Research Article: In- and ex-vivo molecular imaging of apoptosis to assess sensitivity of non-small cell lung cancer to EGFR inhibitors using probe-based confocal laser endomicroscopy

Date Published: July 3, 2017

Publisher: Public Library of Science

Author(s): Florian Guisier, Pierre Bohn, Maxime Patout, Nicolas Piton, Insaf Farah, Pierre Vera, Luc Thiberville, Mathieu Salaün, Aamir Ahmad.


Prediction of treatment outcome of non-small cell lung cancer (NSCLC) with EGFR inhibitors on the basis of the genetic analysis of the tumor can be incorrect in case of rare or complex mutations, bypass molecular activation pathways, or pharmacodynamic variations. The aim of this study was to develop an ex vivo and in vivo real-time quantitative imaging test for EGFR inhibitors sensitivity assessment.
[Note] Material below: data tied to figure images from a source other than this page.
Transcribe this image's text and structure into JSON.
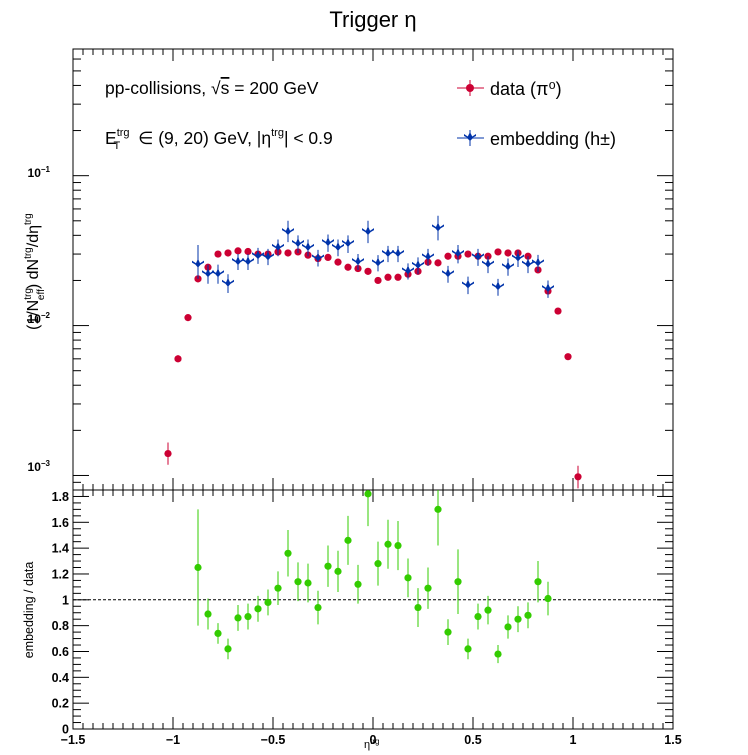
{
  "title": "Trigger η",
  "colors": {
    "data": "#cc0033",
    "embedding": "#0033aa",
    "ratio": "#33cc00",
    "frame": "#000000"
  },
  "annotations": {
    "line1": "pp-collisions, √s = 200 GeV",
    "line2": "E_T^trg ∈ (9, 20) GeV, |η^trg| < 0.9"
  },
  "legend": {
    "placement": "top-right",
    "data_label": "data (π⁰)",
    "embedding_label": "embedding (h±)"
  },
  "chart_data": [
    {
      "type": "scatter",
      "title": "Trigger η",
      "ylabel": "(1/N_eff^trg) dN^trg/dη^trg",
      "yscale": "log",
      "xlim": [
        -1.5,
        1.5
      ],
      "ylim": [
        0.0008,
        0.7
      ],
      "y_tick_labels": [
        "10⁻³",
        "10⁻²",
        "10⁻¹"
      ],
      "series": [
        {
          "name": "data (π⁰)",
          "marker": "circle",
          "points": [
            {
              "x": -1.025,
              "y": 0.0014,
              "lo": 0.00118,
              "hi": 0.00166
            },
            {
              "x": -0.975,
              "y": 0.006,
              "lo": 0.0057,
              "hi": 0.00635
            },
            {
              "x": -0.925,
              "y": 0.0113,
              "lo": 0.0109,
              "hi": 0.0117
            },
            {
              "x": -0.875,
              "y": 0.0205,
              "lo": 0.0195,
              "hi": 0.0215
            },
            {
              "x": -0.825,
              "y": 0.0245,
              "lo": 0.0234,
              "hi": 0.0256
            },
            {
              "x": -0.775,
              "y": 0.03,
              "lo": 0.0289,
              "hi": 0.0311
            },
            {
              "x": -0.725,
              "y": 0.0305,
              "lo": 0.0294,
              "hi": 0.0316
            },
            {
              "x": -0.675,
              "y": 0.0315,
              "lo": 0.0304,
              "hi": 0.0326
            },
            {
              "x": -0.625,
              "y": 0.0312,
              "lo": 0.0301,
              "hi": 0.0323
            },
            {
              "x": -0.575,
              "y": 0.03,
              "lo": 0.0289,
              "hi": 0.0311
            },
            {
              "x": -0.525,
              "y": 0.03,
              "lo": 0.0289,
              "hi": 0.0311
            },
            {
              "x": -0.475,
              "y": 0.031,
              "lo": 0.0299,
              "hi": 0.0321
            },
            {
              "x": -0.425,
              "y": 0.0305,
              "lo": 0.0294,
              "hi": 0.0316
            },
            {
              "x": -0.375,
              "y": 0.031,
              "lo": 0.0299,
              "hi": 0.0321
            },
            {
              "x": -0.325,
              "y": 0.0295,
              "lo": 0.0284,
              "hi": 0.0306
            },
            {
              "x": -0.275,
              "y": 0.028,
              "lo": 0.027,
              "hi": 0.029
            },
            {
              "x": -0.225,
              "y": 0.0285,
              "lo": 0.0275,
              "hi": 0.0295
            },
            {
              "x": -0.175,
              "y": 0.0265,
              "lo": 0.0256,
              "hi": 0.0274
            },
            {
              "x": -0.125,
              "y": 0.0245,
              "lo": 0.0236,
              "hi": 0.0254
            },
            {
              "x": -0.075,
              "y": 0.024,
              "lo": 0.0231,
              "hi": 0.0249
            },
            {
              "x": -0.025,
              "y": 0.023,
              "lo": 0.0222,
              "hi": 0.0238
            },
            {
              "x": 0.025,
              "y": 0.02,
              "lo": 0.0193,
              "hi": 0.0207
            },
            {
              "x": 0.075,
              "y": 0.021,
              "lo": 0.0203,
              "hi": 0.0217
            },
            {
              "x": 0.125,
              "y": 0.021,
              "lo": 0.0203,
              "hi": 0.0217
            },
            {
              "x": 0.175,
              "y": 0.022,
              "lo": 0.0212,
              "hi": 0.0228
            },
            {
              "x": 0.225,
              "y": 0.023,
              "lo": 0.0222,
              "hi": 0.0238
            },
            {
              "x": 0.275,
              "y": 0.0265,
              "lo": 0.0256,
              "hi": 0.0274
            },
            {
              "x": 0.325,
              "y": 0.0262,
              "lo": 0.0253,
              "hi": 0.0271
            },
            {
              "x": 0.375,
              "y": 0.029,
              "lo": 0.028,
              "hi": 0.03
            },
            {
              "x": 0.425,
              "y": 0.029,
              "lo": 0.028,
              "hi": 0.03
            },
            {
              "x": 0.475,
              "y": 0.03,
              "lo": 0.0289,
              "hi": 0.0311
            },
            {
              "x": 0.525,
              "y": 0.029,
              "lo": 0.028,
              "hi": 0.03
            },
            {
              "x": 0.575,
              "y": 0.029,
              "lo": 0.028,
              "hi": 0.03
            },
            {
              "x": 0.625,
              "y": 0.031,
              "lo": 0.0299,
              "hi": 0.0321
            },
            {
              "x": 0.675,
              "y": 0.0305,
              "lo": 0.0294,
              "hi": 0.0316
            },
            {
              "x": 0.725,
              "y": 0.0305,
              "lo": 0.0294,
              "hi": 0.0316
            },
            {
              "x": 0.775,
              "y": 0.029,
              "lo": 0.028,
              "hi": 0.03
            },
            {
              "x": 0.825,
              "y": 0.0235,
              "lo": 0.0226,
              "hi": 0.0244
            },
            {
              "x": 0.875,
              "y": 0.017,
              "lo": 0.0163,
              "hi": 0.0177
            },
            {
              "x": 0.925,
              "y": 0.0125,
              "lo": 0.012,
              "hi": 0.013
            },
            {
              "x": 0.975,
              "y": 0.0062,
              "lo": 0.0059,
              "hi": 0.0065
            },
            {
              "x": 1.025,
              "y": 0.00098,
              "lo": 0.00082,
              "hi": 0.00116
            }
          ]
        },
        {
          "name": "embedding (h±)",
          "marker": "star",
          "points": [
            {
              "x": -0.875,
              "y": 0.0255,
              "lo": 0.0205,
              "hi": 0.0345
            },
            {
              "x": -0.825,
              "y": 0.022,
              "lo": 0.019,
              "hi": 0.0255
            },
            {
              "x": -0.775,
              "y": 0.022,
              "lo": 0.019,
              "hi": 0.0255
            },
            {
              "x": -0.725,
              "y": 0.019,
              "lo": 0.0165,
              "hi": 0.022
            },
            {
              "x": -0.675,
              "y": 0.0265,
              "lo": 0.0235,
              "hi": 0.03
            },
            {
              "x": -0.625,
              "y": 0.0265,
              "lo": 0.0235,
              "hi": 0.03
            },
            {
              "x": -0.575,
              "y": 0.029,
              "lo": 0.0258,
              "hi": 0.033
            },
            {
              "x": -0.525,
              "y": 0.0285,
              "lo": 0.0253,
              "hi": 0.0325
            },
            {
              "x": -0.475,
              "y": 0.033,
              "lo": 0.029,
              "hi": 0.0375
            },
            {
              "x": -0.425,
              "y": 0.042,
              "lo": 0.036,
              "hi": 0.05
            },
            {
              "x": -0.375,
              "y": 0.035,
              "lo": 0.0305,
              "hi": 0.04
            },
            {
              "x": -0.325,
              "y": 0.033,
              "lo": 0.029,
              "hi": 0.0375
            },
            {
              "x": -0.275,
              "y": 0.028,
              "lo": 0.0248,
              "hi": 0.032
            },
            {
              "x": -0.225,
              "y": 0.0355,
              "lo": 0.031,
              "hi": 0.0405
            },
            {
              "x": -0.175,
              "y": 0.033,
              "lo": 0.029,
              "hi": 0.0375
            },
            {
              "x": -0.125,
              "y": 0.035,
              "lo": 0.0305,
              "hi": 0.04
            },
            {
              "x": -0.075,
              "y": 0.0265,
              "lo": 0.0235,
              "hi": 0.03
            },
            {
              "x": -0.025,
              "y": 0.042,
              "lo": 0.0355,
              "hi": 0.05
            },
            {
              "x": 0.025,
              "y": 0.026,
              "lo": 0.023,
              "hi": 0.0295
            },
            {
              "x": 0.075,
              "y": 0.03,
              "lo": 0.0265,
              "hi": 0.034
            },
            {
              "x": 0.125,
              "y": 0.03,
              "lo": 0.0265,
              "hi": 0.034
            },
            {
              "x": 0.175,
              "y": 0.023,
              "lo": 0.0203,
              "hi": 0.026
            },
            {
              "x": 0.225,
              "y": 0.025,
              "lo": 0.022,
              "hi": 0.0285
            },
            {
              "x": 0.275,
              "y": 0.0285,
              "lo": 0.025,
              "hi": 0.0325
            },
            {
              "x": 0.325,
              "y": 0.0445,
              "lo": 0.037,
              "hi": 0.054
            },
            {
              "x": 0.375,
              "y": 0.022,
              "lo": 0.0193,
              "hi": 0.025
            },
            {
              "x": 0.425,
              "y": 0.03,
              "lo": 0.026,
              "hi": 0.0345
            },
            {
              "x": 0.475,
              "y": 0.0185,
              "lo": 0.0162,
              "hi": 0.0212
            },
            {
              "x": 0.525,
              "y": 0.0285,
              "lo": 0.025,
              "hi": 0.0325
            },
            {
              "x": 0.575,
              "y": 0.0255,
              "lo": 0.0224,
              "hi": 0.029
            },
            {
              "x": 0.625,
              "y": 0.018,
              "lo": 0.0158,
              "hi": 0.0205
            },
            {
              "x": 0.675,
              "y": 0.0245,
              "lo": 0.0215,
              "hi": 0.028
            },
            {
              "x": 0.725,
              "y": 0.028,
              "lo": 0.0246,
              "hi": 0.0318
            },
            {
              "x": 0.775,
              "y": 0.0255,
              "lo": 0.0224,
              "hi": 0.029
            },
            {
              "x": 0.825,
              "y": 0.026,
              "lo": 0.0228,
              "hi": 0.0296
            },
            {
              "x": 0.875,
              "y": 0.0175,
              "lo": 0.0153,
              "hi": 0.02
            }
          ]
        }
      ]
    },
    {
      "type": "scatter",
      "xlabel": "η^trg",
      "ylabel": "embedding / data",
      "xlim": [
        -1.5,
        1.5
      ],
      "ylim": [
        0,
        1.85
      ],
      "x_ticks": [
        -1.5,
        -1,
        -0.5,
        0,
        0.5,
        1,
        1.5
      ],
      "x_tick_labels": [
        "−1.5",
        "−1",
        "−0.5",
        "0",
        "0.5",
        "1",
        "1.5"
      ],
      "y_ticks": [
        0,
        0.2,
        0.4,
        0.6,
        0.8,
        1,
        1.2,
        1.4,
        1.6,
        1.8
      ],
      "y_tick_labels": [
        "0",
        "0.2",
        "0.4",
        "0.6",
        "0.8",
        "1",
        "1.2",
        "1.4",
        "1.6",
        "1.8"
      ],
      "reference_line": 1,
      "series": [
        {
          "marker": "circle",
          "points": [
            {
              "x": -0.875,
              "y": 1.25,
              "err": 0.45
            },
            {
              "x": -0.825,
              "y": 0.89,
              "err": 0.12
            },
            {
              "x": -0.775,
              "y": 0.74,
              "err": 0.08
            },
            {
              "x": -0.725,
              "y": 0.62,
              "err": 0.08
            },
            {
              "x": -0.675,
              "y": 0.86,
              "err": 0.1
            },
            {
              "x": -0.625,
              "y": 0.87,
              "err": 0.1
            },
            {
              "x": -0.575,
              "y": 0.93,
              "err": 0.1
            },
            {
              "x": -0.525,
              "y": 0.98,
              "err": 0.1
            },
            {
              "x": -0.475,
              "y": 1.09,
              "err": 0.13
            },
            {
              "x": -0.425,
              "y": 1.36,
              "err": 0.18
            },
            {
              "x": -0.375,
              "y": 1.14,
              "err": 0.15
            },
            {
              "x": -0.325,
              "y": 1.13,
              "err": 0.15
            },
            {
              "x": -0.275,
              "y": 0.94,
              "err": 0.13
            },
            {
              "x": -0.225,
              "y": 1.26,
              "err": 0.16
            },
            {
              "x": -0.175,
              "y": 1.22,
              "err": 0.16
            },
            {
              "x": -0.125,
              "y": 1.46,
              "err": 0.19
            },
            {
              "x": -0.075,
              "y": 1.12,
              "err": 0.15
            },
            {
              "x": -0.025,
              "y": 1.82,
              "err": 0.25
            },
            {
              "x": 0.025,
              "y": 1.28,
              "err": 0.17
            },
            {
              "x": 0.075,
              "y": 1.43,
              "err": 0.19
            },
            {
              "x": 0.125,
              "y": 1.42,
              "err": 0.19
            },
            {
              "x": 0.175,
              "y": 1.17,
              "err": 0.15
            },
            {
              "x": 0.225,
              "y": 0.94,
              "err": 0.15
            },
            {
              "x": 0.275,
              "y": 1.09,
              "err": 0.16
            },
            {
              "x": 0.325,
              "y": 1.7,
              "err": 0.28
            },
            {
              "x": 0.375,
              "y": 0.75,
              "err": 0.1
            },
            {
              "x": 0.425,
              "y": 1.14,
              "err": 0.25
            },
            {
              "x": 0.475,
              "y": 0.62,
              "err": 0.08
            },
            {
              "x": 0.525,
              "y": 0.87,
              "err": 0.1
            },
            {
              "x": 0.575,
              "y": 0.92,
              "err": 0.11
            },
            {
              "x": 0.625,
              "y": 0.58,
              "err": 0.07
            },
            {
              "x": 0.675,
              "y": 0.79,
              "err": 0.09
            },
            {
              "x": 0.725,
              "y": 0.85,
              "err": 0.1
            },
            {
              "x": 0.775,
              "y": 0.88,
              "err": 0.1
            },
            {
              "x": 0.825,
              "y": 1.14,
              "err": 0.16
            },
            {
              "x": 0.875,
              "y": 1.01,
              "err": 0.13
            }
          ]
        }
      ]
    }
  ]
}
Erlotinib resistant (A549, H460, H1975), insensitive (H1650) and hypersensitive (HCC827) cell lines were injected subcutaneously in Nude mice. Tumor xenografts from mice treated with Erlotinib were imaged ex vivo and in vivo using probe-based confocal laser endomicroscopy (pCLE) and NucView 488 Caspase 3 substrate, a fluorescent probe specific for the activated caspase 3.

Assessment of apoptosis at 24h post treatment, both ex vivo in explanted tumor xenografts and in vivo, showed a significant difference between resistant cell lines (A549, H460 and H1975) and insensitive (H1650) or hypersensitive (HCC827) ones (p<0.05 for ex vivo imaging, p≤0.02 for in vivo imaging). There was also a significant difference between insensitive and hypersensitive cell lines, both ex vivo (p<0.05) and in vivo (p = 0.01). Real-time in vivo and ex vivo assessment of apoptosis using pCLE differentiates resistant from sensitive NSCLC xenografts to Erlotinib.

Partial Text

Over the past decade, identification of oncogenic molecular abnormalities in non-small-cell lung cancer (NSCLC), such as Epidermal Growth Factor Receptor (EGFR) activating mutations, has deeply changed the management of patients with advanced disease [1]. EGFR mutations convey constitutive activation of the EGFR and its downstream signaling pathways. Tumor cells bearing these mutations become highly dependent of the EGFR signal and thus are highly sensitive to EGFR tyrosine kinase inhibitors (EGFR-TKIs).

Our study shows that an in vivo in situ real-time imaging of apoptosis using pCLE enables to differentiate sensitive from resistant tumors to Erlotinib in a mouse model of lung adenocarcinoma, as early as 24 hours after treatment initiation.

This study shows that micro-imaging of apoptosis using pCLE with C3-NucView enables the differentiation of hypersensitive, insensitive and resistant tumors to Erlotinib, both in vivo and ex vivo. Although the technique was applied to Erlotinib sensitivity assessment only, it can be anticipated that it can be used for other drugs that induce apoptosis. If developed for ex-vivo analysis of patients’ samples, giving the growing number of targeted therapies in NSCLC and other tumors -with different resistance mechanisms for several of them-, a unique assessment method could be preferred to multiple genetic analysis, as it limits implementation costs and allows immediate testing for new molecules.